What Happened in Haiti?
Remembering the forgotten as we help the Philippine People
By Enrique Olivo, Grade 12 student at Neil McNeil High School
Almost four years ago to this day, the world saw the disaster that was the Haiti Earthquake. Reaching a catastrophic magnitude of 7.0, the tragedy claimed upwards of 150,000 lives. In response, the community of Neil McNeil High School launched a massive campaign to collect funds for the relief effort. Entitled “Hands for Haiti,” the Catholic all-boys school located just south of Kingston Road and Victoria Park raised thousands of dollars through its grassroots fundraising efforts.
Founded upon a vigorous tradition of social justice by the Spiritan Fathers in 1958, the school has had a long history of responding to humanitarian causes around the world. And as all eyes turn to the damage done recently by Typhoon Haiyan in the Philippines, Neil McNeil has once again found itself helping the victims of yet another disaster. However, as the money and support continue to pour in for the victims of the typhoon, the memory of the earthquake resurfaced in the Neil community. One thought in particular made itself quite uncomfortably clear: “Whatever happened to Haiti?”
Some words that came to mind immediately upon asking myself this same question are the lyrics sung by Drake in the Young Artists for Haiti version of Waving Flag. He says, “How come when the media stops covering, and there’s a little help from the government, we forget about the people still struggling and assume that it’s really all love again?” Indeed, it seems as if the world has forgotten about those who still suffer from the damage brought on by the quake. Although hundreds of millions of dollars were pledged, and many parts of the nation have been rebuilt, there is still so much to be done and this school community intends on telling this to all who will listen.
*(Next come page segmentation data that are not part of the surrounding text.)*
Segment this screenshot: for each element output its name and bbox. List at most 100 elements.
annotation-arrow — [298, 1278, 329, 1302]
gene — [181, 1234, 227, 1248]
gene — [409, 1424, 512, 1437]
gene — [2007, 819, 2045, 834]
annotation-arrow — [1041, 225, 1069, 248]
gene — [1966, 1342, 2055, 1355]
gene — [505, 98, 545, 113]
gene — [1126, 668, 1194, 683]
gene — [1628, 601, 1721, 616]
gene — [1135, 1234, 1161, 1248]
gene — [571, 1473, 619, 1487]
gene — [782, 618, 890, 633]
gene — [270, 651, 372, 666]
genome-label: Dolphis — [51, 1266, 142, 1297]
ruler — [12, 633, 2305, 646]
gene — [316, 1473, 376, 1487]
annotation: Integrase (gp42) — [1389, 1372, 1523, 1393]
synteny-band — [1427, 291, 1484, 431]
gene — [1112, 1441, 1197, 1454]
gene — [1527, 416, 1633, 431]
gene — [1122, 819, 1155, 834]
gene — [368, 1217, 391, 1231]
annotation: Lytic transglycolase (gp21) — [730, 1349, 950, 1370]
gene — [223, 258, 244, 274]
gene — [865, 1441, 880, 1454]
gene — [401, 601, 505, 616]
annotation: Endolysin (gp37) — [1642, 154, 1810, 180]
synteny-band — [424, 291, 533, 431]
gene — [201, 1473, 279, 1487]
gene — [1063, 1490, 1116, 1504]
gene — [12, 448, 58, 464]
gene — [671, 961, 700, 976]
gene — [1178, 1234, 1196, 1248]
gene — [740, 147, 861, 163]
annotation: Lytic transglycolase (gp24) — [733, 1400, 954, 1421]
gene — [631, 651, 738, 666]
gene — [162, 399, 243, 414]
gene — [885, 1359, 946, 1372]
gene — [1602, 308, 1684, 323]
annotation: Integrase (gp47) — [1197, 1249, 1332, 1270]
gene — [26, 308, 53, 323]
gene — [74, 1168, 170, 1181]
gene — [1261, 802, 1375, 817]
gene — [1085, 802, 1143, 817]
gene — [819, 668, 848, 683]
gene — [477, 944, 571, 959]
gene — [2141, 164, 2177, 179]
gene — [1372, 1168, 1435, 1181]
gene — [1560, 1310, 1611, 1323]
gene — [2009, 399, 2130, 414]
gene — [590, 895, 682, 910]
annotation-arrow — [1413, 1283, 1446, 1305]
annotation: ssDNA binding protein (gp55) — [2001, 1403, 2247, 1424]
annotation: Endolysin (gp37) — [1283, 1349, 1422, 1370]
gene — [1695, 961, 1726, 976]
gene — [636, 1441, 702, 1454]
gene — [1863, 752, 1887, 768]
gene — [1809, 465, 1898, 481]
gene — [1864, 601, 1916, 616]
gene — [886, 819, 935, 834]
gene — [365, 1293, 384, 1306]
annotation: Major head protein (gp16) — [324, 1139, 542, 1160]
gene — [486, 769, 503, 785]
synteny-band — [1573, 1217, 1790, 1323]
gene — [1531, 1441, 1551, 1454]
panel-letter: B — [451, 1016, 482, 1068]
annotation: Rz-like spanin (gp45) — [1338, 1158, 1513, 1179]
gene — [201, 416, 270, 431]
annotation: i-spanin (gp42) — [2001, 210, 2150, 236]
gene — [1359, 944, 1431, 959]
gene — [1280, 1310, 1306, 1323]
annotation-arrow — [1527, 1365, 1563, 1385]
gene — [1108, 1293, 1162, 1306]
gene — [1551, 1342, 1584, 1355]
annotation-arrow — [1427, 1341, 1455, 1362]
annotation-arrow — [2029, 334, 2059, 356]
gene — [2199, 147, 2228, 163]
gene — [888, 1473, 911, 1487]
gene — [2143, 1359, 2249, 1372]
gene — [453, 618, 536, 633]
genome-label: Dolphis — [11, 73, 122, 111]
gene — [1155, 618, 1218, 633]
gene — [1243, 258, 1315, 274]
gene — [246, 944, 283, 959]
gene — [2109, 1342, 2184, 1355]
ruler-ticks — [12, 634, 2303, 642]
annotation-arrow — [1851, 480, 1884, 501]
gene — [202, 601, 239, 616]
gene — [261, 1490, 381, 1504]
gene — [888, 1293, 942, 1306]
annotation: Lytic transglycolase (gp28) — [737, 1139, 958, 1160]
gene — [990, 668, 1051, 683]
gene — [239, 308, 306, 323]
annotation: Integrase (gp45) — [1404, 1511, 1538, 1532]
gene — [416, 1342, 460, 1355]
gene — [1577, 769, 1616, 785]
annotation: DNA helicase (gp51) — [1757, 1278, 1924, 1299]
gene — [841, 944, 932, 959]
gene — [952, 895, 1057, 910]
Primarily through the Young Spiritans, a social justice group that continues the mission of the school’s founding fathers, the school has already begun planning efforts to give back to the nation that it raised its hands for in 2010. Phillip Cummings, the school’s chaplain and moderator for the Young Spiritans says, “There’s so much more to our efforts than simple charity work. We’re always trying to deliver a deeper message. This time it’s that just because the world has forgotten, it doesn’t mean that we should.”
As important as it is to focus on our own lives, and as easy as it can be to ignore what the cameras aren’t focusing on, we really never should forget about the less fortunate. Especially as the Christmas season approaches and we get caught up in the rush of consumerism, I hope this message finds its way into all of our homes: giving is perhaps a lot better than receiving.